Actionable Steps for Getting Involved

If you’re inspired by the story of the Fullers and Clarence Jordan, you don't have to be a millionaire to help. You just need to show up.

Locate your local affiliate. Habitat for Humanity isn't one giant monolith; it's a network of local offices. Find the one in your city. They handle the builds in your backyard.

Sign up for a build day. You don't need to know how to use a miter saw. They have site supervisors who will teach you. You might spend the day painting, or you might spend it framing a closet. It’s incredibly grounding to see a house go up from nothing.

Shop at a ReStore. This is the secret weapon of the organization. ReStores sell donated furniture, appliances, and building materials to the public. The proceeds go directly toward building more houses. It’s a great way to find cheap DIY supplies while funding the mission.

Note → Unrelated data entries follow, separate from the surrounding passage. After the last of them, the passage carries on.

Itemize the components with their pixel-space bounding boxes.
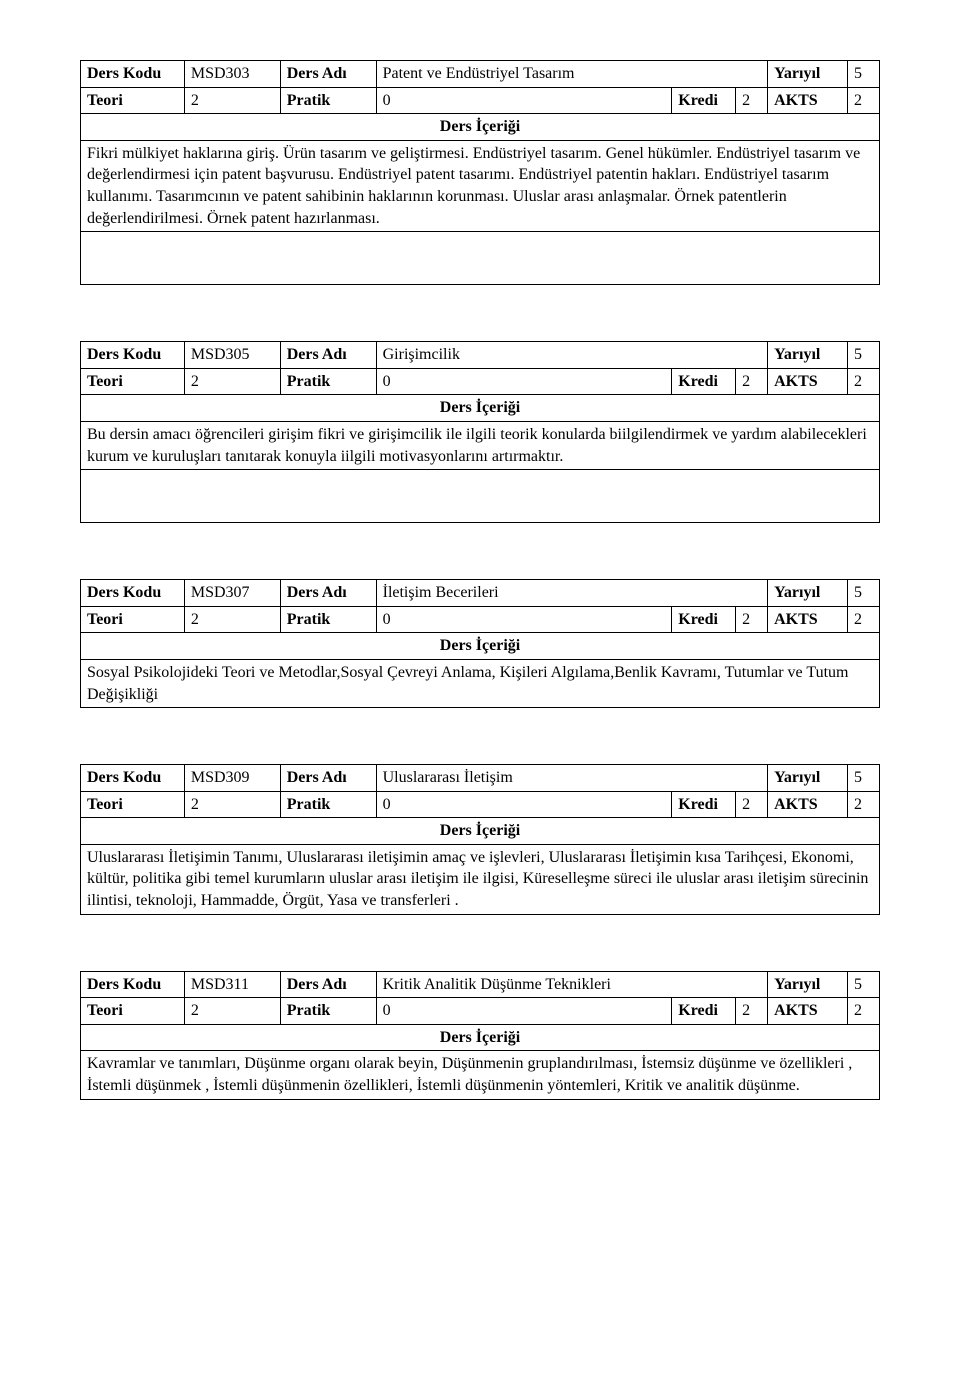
value-credit: 2 [736, 791, 768, 818]
label-ders-icerigi: Ders İçeriği [81, 1024, 880, 1051]
value-semester: 5 [848, 342, 880, 369]
value-akts: 2 [848, 791, 880, 818]
value-credit: 2 [736, 87, 768, 114]
label-pratik: Pratik [280, 368, 376, 395]
label-ders-kodu: Ders Kodu [81, 580, 185, 607]
course-block: Ders KoduMSD305Ders AdıGirişimcilikYarıy… [80, 341, 880, 523]
label-akts: AKTS [768, 87, 848, 114]
label-ders-kodu: Ders Kodu [81, 342, 185, 369]
value-credit: 2 [736, 998, 768, 1025]
value-content: Bu dersin amacı öğrencileri girişim fikr… [81, 421, 880, 469]
label-kredi: Kredi [672, 368, 736, 395]
label-teori: Teori [81, 368, 185, 395]
label-ders-adi: Ders Adı [280, 61, 376, 88]
label-pratik: Pratik [280, 791, 376, 818]
blank-row [81, 232, 880, 285]
label-yariyil: Yarıyıl [768, 61, 848, 88]
value-theory: 2 [184, 791, 280, 818]
course-table: Ders KoduMSD305Ders AdıGirişimcilikYarıy… [80, 341, 880, 523]
value-name: Patent ve Endüstriyel Tasarım [376, 61, 768, 88]
label-teori: Teori [81, 606, 185, 633]
value-akts: 2 [848, 606, 880, 633]
label-ders-adi: Ders Adı [280, 342, 376, 369]
value-akts: 2 [848, 87, 880, 114]
value-content: Kavramlar ve tanımları, Düşünme organı o… [81, 1051, 880, 1099]
label-ders-kodu: Ders Kodu [81, 971, 185, 998]
value-code: MSD307 [184, 580, 280, 607]
course-block: Ders KoduMSD311Ders AdıKritik Analitik D… [80, 971, 880, 1100]
value-semester: 5 [848, 61, 880, 88]
value-theory: 2 [184, 87, 280, 114]
value-akts: 2 [848, 998, 880, 1025]
value-content: Sosyal Psikolojideki Teori ve Metodlar,S… [81, 659, 880, 707]
value-code: MSD309 [184, 765, 280, 792]
value-credit: 2 [736, 368, 768, 395]
value-content: Uluslararası İletişimin Tanımı, Uluslara… [81, 844, 880, 914]
course-table: Ders KoduMSD311Ders AdıKritik Analitik D… [80, 971, 880, 1100]
label-yariyil: Yarıyıl [768, 342, 848, 369]
value-practice: 0 [376, 998, 672, 1025]
value-name: Uluslararası İletişim [376, 765, 768, 792]
value-practice: 0 [376, 791, 672, 818]
label-akts: AKTS [768, 368, 848, 395]
label-akts: AKTS [768, 791, 848, 818]
label-ders-adi: Ders Adı [280, 971, 376, 998]
label-kredi: Kredi [672, 606, 736, 633]
label-teori: Teori [81, 87, 185, 114]
label-ders-icerigi: Ders İçeriği [81, 818, 880, 845]
course-block: Ders KoduMSD303Ders AdıPatent ve Endüstr… [80, 60, 880, 285]
label-kredi: Kredi [672, 791, 736, 818]
value-semester: 5 [848, 971, 880, 998]
label-ders-kodu: Ders Kodu [81, 61, 185, 88]
label-teori: Teori [81, 791, 185, 818]
label-pratik: Pratik [280, 606, 376, 633]
label-pratik: Pratik [280, 998, 376, 1025]
label-akts: AKTS [768, 606, 848, 633]
label-ders-kodu: Ders Kodu [81, 765, 185, 792]
label-ders-adi: Ders Adı [280, 765, 376, 792]
label-ders-icerigi: Ders İçeriği [81, 633, 880, 660]
value-code: MSD311 [184, 971, 280, 998]
label-ders-icerigi: Ders İçeriği [81, 395, 880, 422]
value-code: MSD303 [184, 61, 280, 88]
label-ders-adi: Ders Adı [280, 580, 376, 607]
value-theory: 2 [184, 998, 280, 1025]
course-block: Ders KoduMSD307Ders Adıİletişim Becerile… [80, 579, 880, 708]
label-pratik: Pratik [280, 87, 376, 114]
value-practice: 0 [376, 606, 672, 633]
label-akts: AKTS [768, 998, 848, 1025]
value-code: MSD305 [184, 342, 280, 369]
value-name: Kritik Analitik Düşünme Teknikleri [376, 971, 768, 998]
value-name: İletişim Becerileri [376, 580, 768, 607]
value-akts: 2 [848, 368, 880, 395]
label-yariyil: Yarıyıl [768, 971, 848, 998]
blank-row [81, 470, 880, 523]
value-theory: 2 [184, 368, 280, 395]
value-content: Fikri mülkiyet haklarına giriş. Ürün tas… [81, 140, 880, 231]
value-practice: 0 [376, 87, 672, 114]
value-theory: 2 [184, 606, 280, 633]
course-block: Ders KoduMSD309Ders AdıUluslararası İlet… [80, 764, 880, 915]
label-yariyil: Yarıyıl [768, 765, 848, 792]
label-kredi: Kredi [672, 87, 736, 114]
value-semester: 5 [848, 580, 880, 607]
value-credit: 2 [736, 606, 768, 633]
label-teori: Teori [81, 998, 185, 1025]
value-name: Girişimcilik [376, 342, 768, 369]
value-semester: 5 [848, 765, 880, 792]
label-yariyil: Yarıyıl [768, 580, 848, 607]
value-practice: 0 [376, 368, 672, 395]
label-ders-icerigi: Ders İçeriği [81, 114, 880, 141]
label-kredi: Kredi [672, 998, 736, 1025]
course-table: Ders KoduMSD303Ders AdıPatent ve Endüstr… [80, 60, 880, 285]
course-table: Ders KoduMSD307Ders Adıİletişim Becerile… [80, 579, 880, 708]
course-table: Ders KoduMSD309Ders AdıUluslararası İlet… [80, 764, 880, 915]
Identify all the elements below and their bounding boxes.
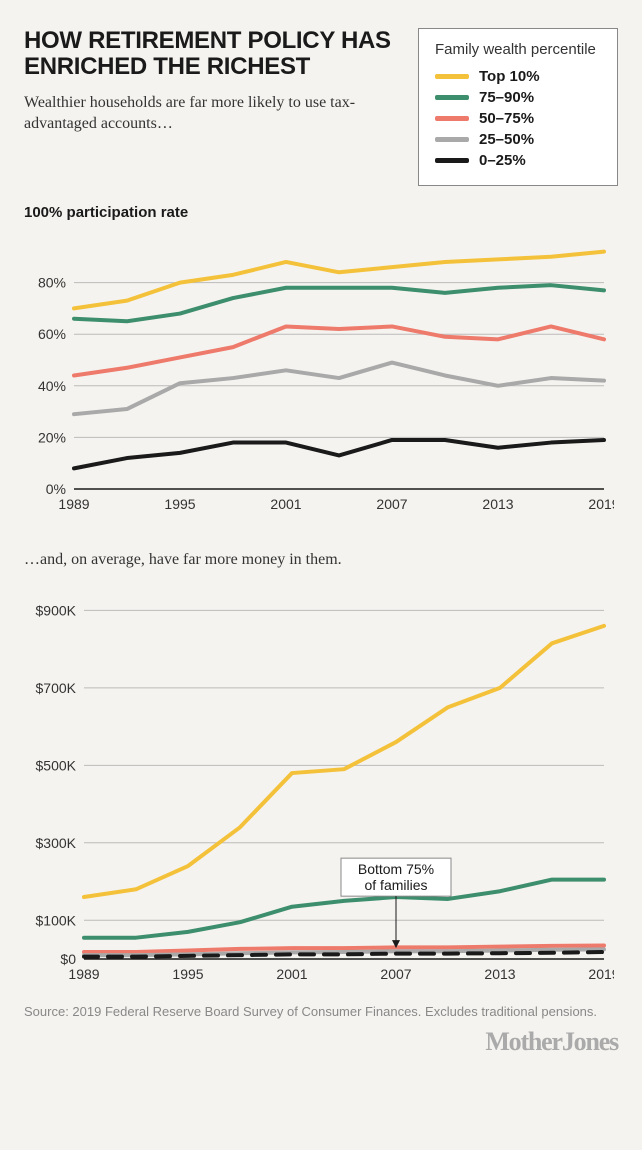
source-text: Source: 2019 Federal Reserve Board Surve… — [24, 1003, 618, 1021]
svg-text:1995: 1995 — [164, 496, 195, 512]
svg-text:2001: 2001 — [276, 966, 307, 982]
legend-swatch — [435, 137, 469, 142]
svg-text:40%: 40% — [38, 378, 66, 394]
svg-text:2019: 2019 — [588, 496, 614, 512]
balance-chart: $0 $100K $300K $500K $700K $900K 1989 1995 2001 2… — [24, 587, 614, 987]
svg-text:1995: 1995 — [172, 966, 203, 982]
legend-swatch — [435, 116, 469, 121]
svg-text:80%: 80% — [38, 275, 66, 291]
legend-item: 25–50% — [435, 131, 599, 148]
chart-title: HOW RETIREMENT POLICY HAS ENRICHED THE R… — [24, 28, 398, 80]
svg-text:$500K: $500K — [36, 757, 77, 773]
legend-swatch — [435, 74, 469, 79]
svg-text:1989: 1989 — [68, 966, 99, 982]
svg-text:2019: 2019 — [588, 966, 614, 982]
svg-text:2013: 2013 — [484, 966, 515, 982]
svg-text:$300K: $300K — [36, 835, 77, 851]
legend-title: Family wealth percentile — [435, 41, 599, 58]
legend-swatch — [435, 158, 469, 163]
participation-chart: 0% 20% 40% 60% 80% 1989 1995 2001 2007 2013 2019 — [24, 227, 614, 517]
svg-text:$900K: $900K — [36, 602, 77, 618]
intertext: …and, on average, have far more money in… — [24, 551, 618, 569]
legend-label: 0–25% — [479, 152, 526, 169]
svg-text:20%: 20% — [38, 429, 66, 445]
chart1-axis-title: 100% participation rate — [24, 204, 618, 221]
svg-text:Bottom 75%: Bottom 75% — [358, 861, 434, 877]
legend-label: 75–90% — [479, 89, 534, 106]
svg-text:0%: 0% — [46, 481, 66, 497]
legend-item: 0–25% — [435, 152, 599, 169]
svg-text:of families: of families — [364, 877, 427, 893]
legend-label: Top 10% — [479, 68, 540, 85]
svg-text:60%: 60% — [38, 326, 66, 342]
svg-text:$700K: $700K — [36, 680, 77, 696]
brand-logo: MotherJones — [24, 1027, 618, 1057]
chart-subtitle: Wealthier households are far more likely… — [24, 92, 398, 135]
legend-label: 25–50% — [479, 131, 534, 148]
svg-text:1989: 1989 — [58, 496, 89, 512]
svg-text:2007: 2007 — [376, 496, 407, 512]
legend-item: 50–75% — [435, 110, 599, 127]
svg-text:2001: 2001 — [270, 496, 301, 512]
legend-label: 50–75% — [479, 110, 534, 127]
legend-item: 75–90% — [435, 89, 599, 106]
legend-swatch — [435, 95, 469, 100]
svg-text:$100K: $100K — [36, 912, 77, 928]
legend-item: Top 10% — [435, 68, 599, 85]
svg-text:$0: $0 — [60, 951, 76, 967]
svg-text:2013: 2013 — [482, 496, 513, 512]
legend: Family wealth percentile Top 10% 75–90% 50… — [418, 28, 618, 186]
svg-text:2007: 2007 — [380, 966, 411, 982]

Advocate for land use. The biggest hurdle for Habitat today isn't a lack of volunteers; it's a lack of affordable land. Support local zoning changes that allow for denser, more affordable housing in your community. That’s how the spirit of the original founders stays alive in 2026.

The story of who started Habitat for Humanity is ultimately a story about what happens when you stop talking about problems and start picking up a hammer. It took a marketing maverick, a determined wife, and a radical preacher to change how the world thinks about shelter. They proved that housing isn't just a commodity—it's a basic human right.